Is the nVidia GT650M used in the new Macbook Pros a Kepler device? Or is it some older Fermi model.
Christian
Is the nVidia GT650M used in the new Macbook Pros a Kepler device? Or is it some older Fermi model.
Christian
Update: I found a table on an nVidia site which lists the device as being a Compute 3.0 part. Still if someone could post a deviceQuery for this chip, I’d be grateful.
Yes it seems to be Kepler,
“Based on the next-generation NVIDIA Kepler graphics architecture, the GeForce GT 650M offers unprecedented performance and extreme energy efficiency, giving it the muscle to process the 5,184,000 pixels in the next-gen MacBook Pro’s ultra high-resolution display. The GeForce GT 650M is not only up to the task, it maximizes power efficiency along the way.”

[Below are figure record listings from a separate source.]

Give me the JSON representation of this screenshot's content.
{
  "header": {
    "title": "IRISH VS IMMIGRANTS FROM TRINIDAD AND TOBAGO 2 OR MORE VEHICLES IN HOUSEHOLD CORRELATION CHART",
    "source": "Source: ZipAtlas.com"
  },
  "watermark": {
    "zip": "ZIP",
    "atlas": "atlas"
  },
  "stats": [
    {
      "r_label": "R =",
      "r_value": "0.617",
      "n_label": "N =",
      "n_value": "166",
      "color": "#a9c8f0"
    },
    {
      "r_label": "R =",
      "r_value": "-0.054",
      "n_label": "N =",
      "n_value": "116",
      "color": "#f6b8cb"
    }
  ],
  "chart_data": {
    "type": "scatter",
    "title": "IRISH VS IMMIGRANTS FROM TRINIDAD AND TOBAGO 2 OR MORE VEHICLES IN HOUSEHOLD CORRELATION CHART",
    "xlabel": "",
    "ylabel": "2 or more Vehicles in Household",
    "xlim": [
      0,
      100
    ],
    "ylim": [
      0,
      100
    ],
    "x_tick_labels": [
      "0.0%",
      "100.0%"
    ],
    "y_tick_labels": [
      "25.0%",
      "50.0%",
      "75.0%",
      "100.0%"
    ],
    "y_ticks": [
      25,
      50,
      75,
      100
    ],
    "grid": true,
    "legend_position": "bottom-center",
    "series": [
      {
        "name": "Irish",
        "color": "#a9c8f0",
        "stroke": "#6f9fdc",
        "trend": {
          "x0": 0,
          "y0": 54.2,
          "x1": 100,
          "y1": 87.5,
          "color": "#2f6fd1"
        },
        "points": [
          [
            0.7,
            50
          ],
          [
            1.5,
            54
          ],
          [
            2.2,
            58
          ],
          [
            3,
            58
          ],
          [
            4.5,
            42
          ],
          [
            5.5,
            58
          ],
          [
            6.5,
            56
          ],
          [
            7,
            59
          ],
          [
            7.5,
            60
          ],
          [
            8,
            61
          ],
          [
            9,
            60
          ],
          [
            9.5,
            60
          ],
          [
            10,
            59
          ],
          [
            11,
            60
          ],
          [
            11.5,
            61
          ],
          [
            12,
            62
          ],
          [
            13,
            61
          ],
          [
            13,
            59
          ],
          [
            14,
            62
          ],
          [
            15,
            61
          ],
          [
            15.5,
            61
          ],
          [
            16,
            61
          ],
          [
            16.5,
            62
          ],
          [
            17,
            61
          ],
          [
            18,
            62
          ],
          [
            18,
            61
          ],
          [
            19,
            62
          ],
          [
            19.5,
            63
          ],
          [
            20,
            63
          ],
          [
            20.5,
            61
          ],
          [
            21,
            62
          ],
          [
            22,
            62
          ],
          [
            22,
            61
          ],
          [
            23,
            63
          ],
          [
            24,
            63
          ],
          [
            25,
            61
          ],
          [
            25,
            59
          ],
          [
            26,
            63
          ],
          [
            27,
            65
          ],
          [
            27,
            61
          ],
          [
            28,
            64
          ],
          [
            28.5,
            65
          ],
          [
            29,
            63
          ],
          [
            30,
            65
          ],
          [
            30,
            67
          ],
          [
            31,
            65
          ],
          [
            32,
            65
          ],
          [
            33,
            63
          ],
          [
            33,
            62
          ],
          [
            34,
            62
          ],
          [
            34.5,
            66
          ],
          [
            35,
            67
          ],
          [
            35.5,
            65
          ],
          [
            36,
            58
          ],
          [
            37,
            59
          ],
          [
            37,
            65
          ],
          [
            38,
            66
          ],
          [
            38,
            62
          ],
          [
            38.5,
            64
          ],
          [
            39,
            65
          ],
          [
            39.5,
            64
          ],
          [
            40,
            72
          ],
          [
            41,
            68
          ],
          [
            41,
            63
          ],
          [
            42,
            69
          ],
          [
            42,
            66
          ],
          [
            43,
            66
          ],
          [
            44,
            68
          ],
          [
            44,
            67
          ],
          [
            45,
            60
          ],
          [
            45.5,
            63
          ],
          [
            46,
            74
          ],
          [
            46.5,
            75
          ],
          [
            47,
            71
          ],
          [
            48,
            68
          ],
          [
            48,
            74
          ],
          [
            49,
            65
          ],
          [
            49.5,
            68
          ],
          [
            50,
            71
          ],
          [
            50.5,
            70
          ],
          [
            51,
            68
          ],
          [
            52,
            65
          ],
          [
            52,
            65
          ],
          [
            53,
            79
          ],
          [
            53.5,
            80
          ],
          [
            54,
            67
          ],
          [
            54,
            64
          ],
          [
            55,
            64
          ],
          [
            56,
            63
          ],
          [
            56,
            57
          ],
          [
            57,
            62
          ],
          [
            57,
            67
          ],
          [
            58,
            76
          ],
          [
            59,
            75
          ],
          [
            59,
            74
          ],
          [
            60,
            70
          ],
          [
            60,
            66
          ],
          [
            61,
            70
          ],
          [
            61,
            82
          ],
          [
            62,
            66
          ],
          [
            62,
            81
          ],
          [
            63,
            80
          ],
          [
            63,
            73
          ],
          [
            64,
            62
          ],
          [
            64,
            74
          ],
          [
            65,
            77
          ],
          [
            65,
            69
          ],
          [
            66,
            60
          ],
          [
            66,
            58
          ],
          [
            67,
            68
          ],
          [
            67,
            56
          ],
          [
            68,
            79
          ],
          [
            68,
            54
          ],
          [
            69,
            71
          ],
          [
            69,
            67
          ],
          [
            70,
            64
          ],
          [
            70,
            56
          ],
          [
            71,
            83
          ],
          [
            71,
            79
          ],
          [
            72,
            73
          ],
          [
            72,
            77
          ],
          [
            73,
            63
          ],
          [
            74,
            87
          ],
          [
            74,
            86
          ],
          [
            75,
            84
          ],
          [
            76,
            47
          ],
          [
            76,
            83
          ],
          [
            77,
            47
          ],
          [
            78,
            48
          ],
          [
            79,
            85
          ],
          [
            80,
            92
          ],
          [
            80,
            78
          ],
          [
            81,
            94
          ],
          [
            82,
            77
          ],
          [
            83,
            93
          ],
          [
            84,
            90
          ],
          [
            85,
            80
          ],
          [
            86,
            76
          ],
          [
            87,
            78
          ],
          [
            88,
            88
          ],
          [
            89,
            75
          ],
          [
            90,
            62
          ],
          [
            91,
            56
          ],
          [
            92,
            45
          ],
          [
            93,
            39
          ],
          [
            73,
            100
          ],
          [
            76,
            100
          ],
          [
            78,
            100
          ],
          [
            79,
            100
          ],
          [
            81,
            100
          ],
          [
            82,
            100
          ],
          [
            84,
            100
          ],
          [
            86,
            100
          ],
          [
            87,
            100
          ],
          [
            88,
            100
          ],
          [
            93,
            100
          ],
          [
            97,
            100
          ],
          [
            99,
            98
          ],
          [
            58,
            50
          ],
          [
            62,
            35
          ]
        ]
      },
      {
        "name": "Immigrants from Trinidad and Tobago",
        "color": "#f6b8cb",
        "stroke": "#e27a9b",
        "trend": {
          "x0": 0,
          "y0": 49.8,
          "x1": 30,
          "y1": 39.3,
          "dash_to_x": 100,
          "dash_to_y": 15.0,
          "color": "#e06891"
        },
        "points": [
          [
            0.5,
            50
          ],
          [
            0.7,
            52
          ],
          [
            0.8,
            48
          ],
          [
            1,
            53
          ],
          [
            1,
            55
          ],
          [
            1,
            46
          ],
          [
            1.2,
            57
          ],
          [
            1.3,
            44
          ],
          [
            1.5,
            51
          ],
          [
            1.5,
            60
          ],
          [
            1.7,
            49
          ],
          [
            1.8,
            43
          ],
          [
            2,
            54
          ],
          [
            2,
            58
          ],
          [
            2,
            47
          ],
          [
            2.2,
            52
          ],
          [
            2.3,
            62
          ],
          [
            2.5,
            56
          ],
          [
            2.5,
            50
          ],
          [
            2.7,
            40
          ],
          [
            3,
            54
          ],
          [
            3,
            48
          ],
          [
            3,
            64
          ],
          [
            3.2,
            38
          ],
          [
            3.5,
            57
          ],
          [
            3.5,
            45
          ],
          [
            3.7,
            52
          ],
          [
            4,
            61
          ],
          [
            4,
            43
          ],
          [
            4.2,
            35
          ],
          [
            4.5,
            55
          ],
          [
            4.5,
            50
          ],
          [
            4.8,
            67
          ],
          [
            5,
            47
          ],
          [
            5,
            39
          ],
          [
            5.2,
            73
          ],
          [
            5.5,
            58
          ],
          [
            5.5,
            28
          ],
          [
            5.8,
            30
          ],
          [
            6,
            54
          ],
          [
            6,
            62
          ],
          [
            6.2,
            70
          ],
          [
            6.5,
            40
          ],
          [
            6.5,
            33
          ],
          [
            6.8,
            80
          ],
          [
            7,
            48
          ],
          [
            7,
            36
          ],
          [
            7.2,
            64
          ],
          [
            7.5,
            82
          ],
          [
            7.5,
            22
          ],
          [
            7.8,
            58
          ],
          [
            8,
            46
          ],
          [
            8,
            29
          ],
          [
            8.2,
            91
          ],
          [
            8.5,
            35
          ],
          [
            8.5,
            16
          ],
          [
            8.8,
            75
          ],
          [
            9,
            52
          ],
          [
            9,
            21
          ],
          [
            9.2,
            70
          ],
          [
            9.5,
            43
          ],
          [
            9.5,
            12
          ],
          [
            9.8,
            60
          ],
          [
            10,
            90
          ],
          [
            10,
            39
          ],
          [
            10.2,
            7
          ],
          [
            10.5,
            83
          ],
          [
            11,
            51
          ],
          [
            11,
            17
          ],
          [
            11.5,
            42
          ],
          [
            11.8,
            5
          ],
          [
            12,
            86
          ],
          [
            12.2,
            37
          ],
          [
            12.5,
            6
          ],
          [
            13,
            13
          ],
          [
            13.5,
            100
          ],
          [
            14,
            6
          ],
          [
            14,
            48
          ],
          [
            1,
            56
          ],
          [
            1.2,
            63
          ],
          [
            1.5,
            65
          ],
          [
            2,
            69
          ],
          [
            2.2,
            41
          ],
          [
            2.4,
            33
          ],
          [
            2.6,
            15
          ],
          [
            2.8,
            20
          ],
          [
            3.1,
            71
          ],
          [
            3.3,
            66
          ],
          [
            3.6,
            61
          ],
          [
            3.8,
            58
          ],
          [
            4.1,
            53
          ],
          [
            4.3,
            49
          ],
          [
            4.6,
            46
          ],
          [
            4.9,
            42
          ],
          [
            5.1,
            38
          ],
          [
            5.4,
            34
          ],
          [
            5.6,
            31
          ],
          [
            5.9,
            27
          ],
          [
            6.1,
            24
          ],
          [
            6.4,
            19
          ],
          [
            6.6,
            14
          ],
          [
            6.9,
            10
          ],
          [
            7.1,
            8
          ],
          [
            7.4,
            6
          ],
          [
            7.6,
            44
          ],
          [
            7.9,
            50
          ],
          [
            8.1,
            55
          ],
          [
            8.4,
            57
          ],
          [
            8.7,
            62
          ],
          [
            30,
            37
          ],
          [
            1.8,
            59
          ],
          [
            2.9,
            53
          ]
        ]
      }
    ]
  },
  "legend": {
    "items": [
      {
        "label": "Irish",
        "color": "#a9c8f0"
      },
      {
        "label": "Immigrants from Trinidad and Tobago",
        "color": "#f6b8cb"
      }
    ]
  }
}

http://benchmarkreviews.com/index.php?option=com_content&task=view&id=19066&Itemid=99999999
Found 1 CUDA Capable device(s)
Device 0: "GeForce GT 650M"
CUDA Driver Version / Runtime Version 4.2 / 4.2
CUDA Capability Major/Minor version number: 3.0
Total amount of global memory: 2048 MBytes (2147483648 bytes)

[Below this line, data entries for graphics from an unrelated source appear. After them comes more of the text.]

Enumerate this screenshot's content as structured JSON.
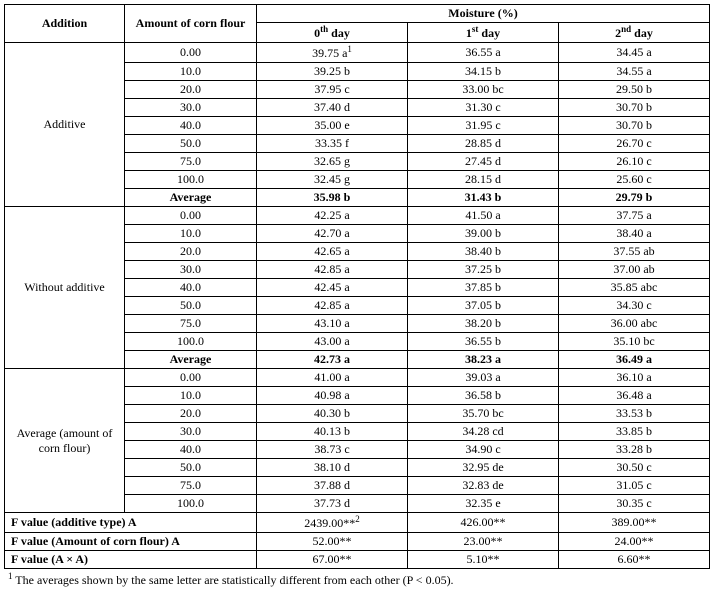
{
  "table": {
    "header": {
      "addition": "Addition",
      "amount": "Amount of corn flour",
      "moisture_group": "Moisture (%)",
      "day0_pre": "0",
      "day0_sup": "th",
      "day0_post": " day",
      "day1_pre": "1",
      "day1_sup": "st",
      "day1_post": " day",
      "day2_pre": "2",
      "day2_sup": "nd",
      "day2_post": " day"
    },
    "groups": [
      {
        "label": "Additive",
        "rows": [
          {
            "amt": "0.00",
            "d0_pre": "39.75 a",
            "d0_sup": "1",
            "d1": "36.55 a",
            "d2": "34.45 a"
          },
          {
            "amt": "10.0",
            "d0": "39.25 b",
            "d1": "34.15 b",
            "d2": "34.55 a"
          },
          {
            "amt": "20.0",
            "d0": "37.95 c",
            "d1": "33.00 bc",
            "d2": "29.50 b"
          },
          {
            "amt": "30.0",
            "d0": "37.40 d",
            "d1": "31.30 c",
            "d2": "30.70 b"
          },
          {
            "amt": "40.0",
            "d0": "35.00 e",
            "d1": "31.95 c",
            "d2": "30.70 b"
          },
          {
            "amt": "50.0",
            "d0": "33.35 f",
            "d1": "28.85 d",
            "d2": "26.70 c"
          },
          {
            "amt": "75.0",
            "d0": "32.65 g",
            "d1": "27.45 d",
            "d2": "26.10 c"
          },
          {
            "amt": "100.0",
            "d0": "32.45 g",
            "d1": "28.15 d",
            "d2": "25.60 c"
          }
        ],
        "average": {
          "label": "Average",
          "d0": "35.98 b",
          "d1": "31.43 b",
          "d2": "29.79 b"
        }
      },
      {
        "label": "Without additive",
        "rows": [
          {
            "amt": "0.00",
            "d0": "42.25 a",
            "d1": "41.50 a",
            "d2": "37.75 a"
          },
          {
            "amt": "10.0",
            "d0": "42.70 a",
            "d1": "39.00 b",
            "d2": "38.40 a"
          },
          {
            "amt": "20.0",
            "d0": "42.65 a",
            "d1": "38.40 b",
            "d2": "37.55 ab"
          },
          {
            "amt": "30.0",
            "d0": "42.85 a",
            "d1": "37.25 b",
            "d2": "37.00 ab"
          },
          {
            "amt": "40.0",
            "d0": "42.45 a",
            "d1": "37.85 b",
            "d2": "35.85 abc"
          },
          {
            "amt": "50.0",
            "d0": "42.85 a",
            "d1": "37.05 b",
            "d2": "34.30 c"
          },
          {
            "amt": "75.0",
            "d0": "43.10 a",
            "d1": "38.20 b",
            "d2": "36.00 abc"
          },
          {
            "amt": "100.0",
            "d0": "43.00 a",
            "d1": "36.55 b",
            "d2": "35.10 bc"
          }
        ],
        "average": {
          "label": "Average",
          "d0": "42.73 a",
          "d1": "38.23 a",
          "d2": "36.49 a"
        }
      },
      {
        "label": "Average (amount of corn flour)",
        "rows": [
          {
            "amt": "0.00",
            "d0": "41.00 a",
            "d1": "39.03 a",
            "d2": "36.10 a"
          },
          {
            "amt": "10.0",
            "d0": "40.98 a",
            "d1": "36.58 b",
            "d2": "36.48 a"
          },
          {
            "amt": "20.0",
            "d0": "40.30 b",
            "d1": "35.70 bc",
            "d2": "33.53 b"
          },
          {
            "amt": "30.0",
            "d0": "40.13 b",
            "d1": "34.28 cd",
            "d2": "33.85 b"
          },
          {
            "amt": "40.0",
            "d0": "38.73 c",
            "d1": "34.90 c",
            "d2": "33.28 b"
          },
          {
            "amt": "50.0",
            "d0": "38.10 d",
            "d1": "32.95 de",
            "d2": "30.50 c"
          },
          {
            "amt": "75.0",
            "d0": "37.88 d",
            "d1": "32.83 de",
            "d2": "31.05 c"
          },
          {
            "amt": "100.0",
            "d0": "37.73 d",
            "d1": "32.35 e",
            "d2": "30.35 c"
          }
        ]
      }
    ],
    "fvals": [
      {
        "label": "F value (additive type) A",
        "d0_pre": "2439.00**",
        "d0_sup": "2",
        "d1": "426.00**",
        "d2": "389.00**"
      },
      {
        "label": "F value (Amount of corn flour) A",
        "d0": "52.00**",
        "d1": "23.00**",
        "d2": "24.00**"
      },
      {
        "label": "F value (A × A)",
        "d0": "67.00**",
        "d1": "5.10**",
        "d2": "6.60**"
      }
    ]
  },
  "footnote_sup": "1",
  "footnote_text": " The averages shown by the same letter are statistically different from each other (P < 0.05)."
}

( 2) Multiprocessors x (192) CUDA Cores/MP: 384 CUDA Cores
GPU Clock rate: 405 MHz (0.41 GHz)
Memory Clock rate: 2000 Mhz
Memory Bus Width: 128-bit
L2 Cache Size: 524288 bytes
Max Texture Dimension Size (x,y,z) 1D=(65536), 2D=(65536,65536), 3
D=(4096,4096,4096)
Max Layered Texture Size (dim) x layers 1D=(16384) x 2048, 2D=(16384,16
384) x 2048
Total amount of constant memory: 65536 bytes
Total amount of shared memory per block: 49152 bytes
Total number of registers available per block: 65536
Warp size: 32
Maximum number of threads per multiprocessor: 2048
Maximum number of threads per block: 1024
Maximum sizes of each dimension of a block: 1024 x 1024 x 64
Maximum sizes of each dimension of a grid: 2147483647 x 65535 x 65535
Maximum memory pitch: 2147483647 bytes
Texture alignment: 512 bytes
Concurrent copy and execution: Yes with 1 copy engine(s)

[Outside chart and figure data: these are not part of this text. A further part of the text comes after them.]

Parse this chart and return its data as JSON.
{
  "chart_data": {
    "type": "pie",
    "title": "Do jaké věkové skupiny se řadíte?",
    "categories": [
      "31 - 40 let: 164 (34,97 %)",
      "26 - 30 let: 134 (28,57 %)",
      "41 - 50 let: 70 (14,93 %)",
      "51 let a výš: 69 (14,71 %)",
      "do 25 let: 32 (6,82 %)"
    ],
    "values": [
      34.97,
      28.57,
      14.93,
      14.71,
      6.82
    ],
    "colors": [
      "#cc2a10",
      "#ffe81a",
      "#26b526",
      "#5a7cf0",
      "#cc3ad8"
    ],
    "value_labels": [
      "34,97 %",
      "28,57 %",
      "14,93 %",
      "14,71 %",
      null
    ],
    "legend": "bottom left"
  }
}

Run time limit on kernels: Yes
Integrated GPU sharing Host Memory: No
Support host page-locked memory mapping: Yes
Concurrent kernel execution: Yes
Alignment requirement for Surfaces: Yes
Device has ECC support enabled: No
Device is using TCC driver mode: No
Device supports Unified Addressing (UVA): No
Device PCI Bus ID / PCI location ID: 1 / 0
Compute Mode:
< Default (multiple host threads can use ::cudaSetDevice() with device simu
ltaneously) >
Thanks! We are considering shipping our simulation environment on a laptop with this GPU, however what worries me is the narrow 128 bit memory interface. I am concerned about the achievable memory bandwidth and whether it would be limiting to our application.
No problem External Image
Here is a recent forum post where I achieve 76% utilization on this laptop : The Official NVIDIA Forums | NVIDIA
It seems to be generally a bit harder to achieve a high bandwidth utilization on Kepler compared to Fermi, I also attribute this to the thin memory interfaces.